The argument of $(2+i)$ is :

$$\theta = \arctan \frac{1}{2}\implies \tan \theta= \frac{1}{2}$$

However I don't know how this relates to the latter equation. I've also noticed something cheesy here that :

$$\tan 4\theta= \frac{4t-4t^3}{1-6t^2+t^4}=\frac{-27}{7}= \tan \gamma$$

Where $\gamma$ is the argument of $(-7+24i)$ or $(2+i)^4$

Answer 1

The argument of $(2+i)$ is $\arctan(1/2)$.

When you raise this number to the 4th power, you have $(-7+24i)$, and this number's argument is $\arctan(-24/7)+\pi$.

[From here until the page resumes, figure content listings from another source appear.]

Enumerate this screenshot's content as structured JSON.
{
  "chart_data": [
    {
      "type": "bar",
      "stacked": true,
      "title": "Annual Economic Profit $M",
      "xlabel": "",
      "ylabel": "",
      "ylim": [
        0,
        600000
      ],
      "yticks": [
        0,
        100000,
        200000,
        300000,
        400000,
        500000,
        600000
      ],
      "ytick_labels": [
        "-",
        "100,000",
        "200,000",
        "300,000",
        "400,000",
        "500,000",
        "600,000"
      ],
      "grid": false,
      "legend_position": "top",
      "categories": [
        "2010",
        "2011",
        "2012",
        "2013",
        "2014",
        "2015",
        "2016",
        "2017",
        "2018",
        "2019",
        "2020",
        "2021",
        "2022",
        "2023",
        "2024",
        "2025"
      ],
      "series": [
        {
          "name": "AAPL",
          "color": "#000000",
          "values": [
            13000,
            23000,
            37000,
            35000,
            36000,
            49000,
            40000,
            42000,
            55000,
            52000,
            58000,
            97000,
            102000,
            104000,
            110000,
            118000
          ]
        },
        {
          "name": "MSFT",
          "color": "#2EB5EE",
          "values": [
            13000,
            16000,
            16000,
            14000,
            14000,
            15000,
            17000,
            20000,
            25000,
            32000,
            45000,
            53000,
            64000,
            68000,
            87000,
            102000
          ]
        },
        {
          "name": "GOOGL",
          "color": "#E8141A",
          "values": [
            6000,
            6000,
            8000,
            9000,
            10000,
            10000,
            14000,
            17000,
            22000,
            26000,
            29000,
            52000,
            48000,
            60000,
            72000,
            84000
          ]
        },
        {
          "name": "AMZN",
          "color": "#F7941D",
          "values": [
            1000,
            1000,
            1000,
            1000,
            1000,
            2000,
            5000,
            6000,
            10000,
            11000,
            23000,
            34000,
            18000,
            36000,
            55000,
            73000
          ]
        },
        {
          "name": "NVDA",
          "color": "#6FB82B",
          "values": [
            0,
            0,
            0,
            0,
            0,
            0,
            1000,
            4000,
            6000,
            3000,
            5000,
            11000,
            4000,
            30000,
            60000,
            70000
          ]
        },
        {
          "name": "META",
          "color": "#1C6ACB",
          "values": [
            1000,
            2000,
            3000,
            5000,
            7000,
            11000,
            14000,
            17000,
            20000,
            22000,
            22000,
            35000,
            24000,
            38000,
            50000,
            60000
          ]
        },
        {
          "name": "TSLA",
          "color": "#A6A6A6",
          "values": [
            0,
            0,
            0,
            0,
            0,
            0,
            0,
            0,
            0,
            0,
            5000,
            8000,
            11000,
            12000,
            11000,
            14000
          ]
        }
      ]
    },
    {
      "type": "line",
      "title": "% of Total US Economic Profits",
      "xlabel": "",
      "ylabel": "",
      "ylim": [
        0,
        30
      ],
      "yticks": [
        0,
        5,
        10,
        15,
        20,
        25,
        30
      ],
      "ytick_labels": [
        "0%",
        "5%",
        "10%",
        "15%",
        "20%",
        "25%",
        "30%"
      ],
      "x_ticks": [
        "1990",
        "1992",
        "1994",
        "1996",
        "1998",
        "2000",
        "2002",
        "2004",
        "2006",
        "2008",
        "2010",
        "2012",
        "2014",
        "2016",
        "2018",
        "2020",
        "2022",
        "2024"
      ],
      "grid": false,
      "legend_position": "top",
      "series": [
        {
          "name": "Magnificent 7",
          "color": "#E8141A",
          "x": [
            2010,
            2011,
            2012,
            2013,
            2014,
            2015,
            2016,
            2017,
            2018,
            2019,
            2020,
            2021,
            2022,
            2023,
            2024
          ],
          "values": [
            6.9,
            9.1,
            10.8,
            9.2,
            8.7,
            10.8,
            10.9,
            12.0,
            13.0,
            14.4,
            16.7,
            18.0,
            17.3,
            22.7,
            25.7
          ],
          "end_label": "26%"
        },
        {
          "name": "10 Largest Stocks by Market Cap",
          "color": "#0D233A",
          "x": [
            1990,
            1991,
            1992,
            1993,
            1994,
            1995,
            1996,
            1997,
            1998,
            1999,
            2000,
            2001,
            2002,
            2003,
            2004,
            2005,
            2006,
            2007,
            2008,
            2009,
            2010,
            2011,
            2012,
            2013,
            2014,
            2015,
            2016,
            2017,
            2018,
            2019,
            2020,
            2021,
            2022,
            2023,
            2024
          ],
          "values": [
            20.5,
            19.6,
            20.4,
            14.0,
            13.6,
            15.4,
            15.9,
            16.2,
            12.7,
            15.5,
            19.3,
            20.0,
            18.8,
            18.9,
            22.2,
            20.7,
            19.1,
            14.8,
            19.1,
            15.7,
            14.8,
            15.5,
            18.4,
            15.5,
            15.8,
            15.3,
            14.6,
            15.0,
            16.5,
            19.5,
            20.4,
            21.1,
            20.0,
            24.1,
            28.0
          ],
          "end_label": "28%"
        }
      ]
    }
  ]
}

Since raising a complex number to the 4th power multiplies its argument by $4$, we have that $$4\arctan(1/2)=\arctan(-24/7)+\pi\text{.}$$ Apply $\tan$ to both sides, and $$\tan(4\arctan(1/2))=-{\frac{24}{7}}\text{.}$$

Therefore $t=1/2$ is a solution to $\tan(4\arctan(t))=-{\frac{24}{7}}\text{.}$

Answer 2

Let $2+i=re^{i\theta}$ so that $(2+i)^4=r^4e^{4i\theta}$

We have $$2+i=r\cos \theta +ir\sin \theta$$ and $$(2+i)^4=r^4\cos 4\theta+ir^4\sin 4\theta$$

From these we can compute $\tan \theta$ and $\tan 4\theta$.

To complete the question you will need to compute $\tan 4\theta$ in two ways - first by using $\tan \theta =\frac 12$ and the expression for $\tan 4\theta$ in terms of $\tan \theta$, and secondly by computing $(2+i)^4$ directly.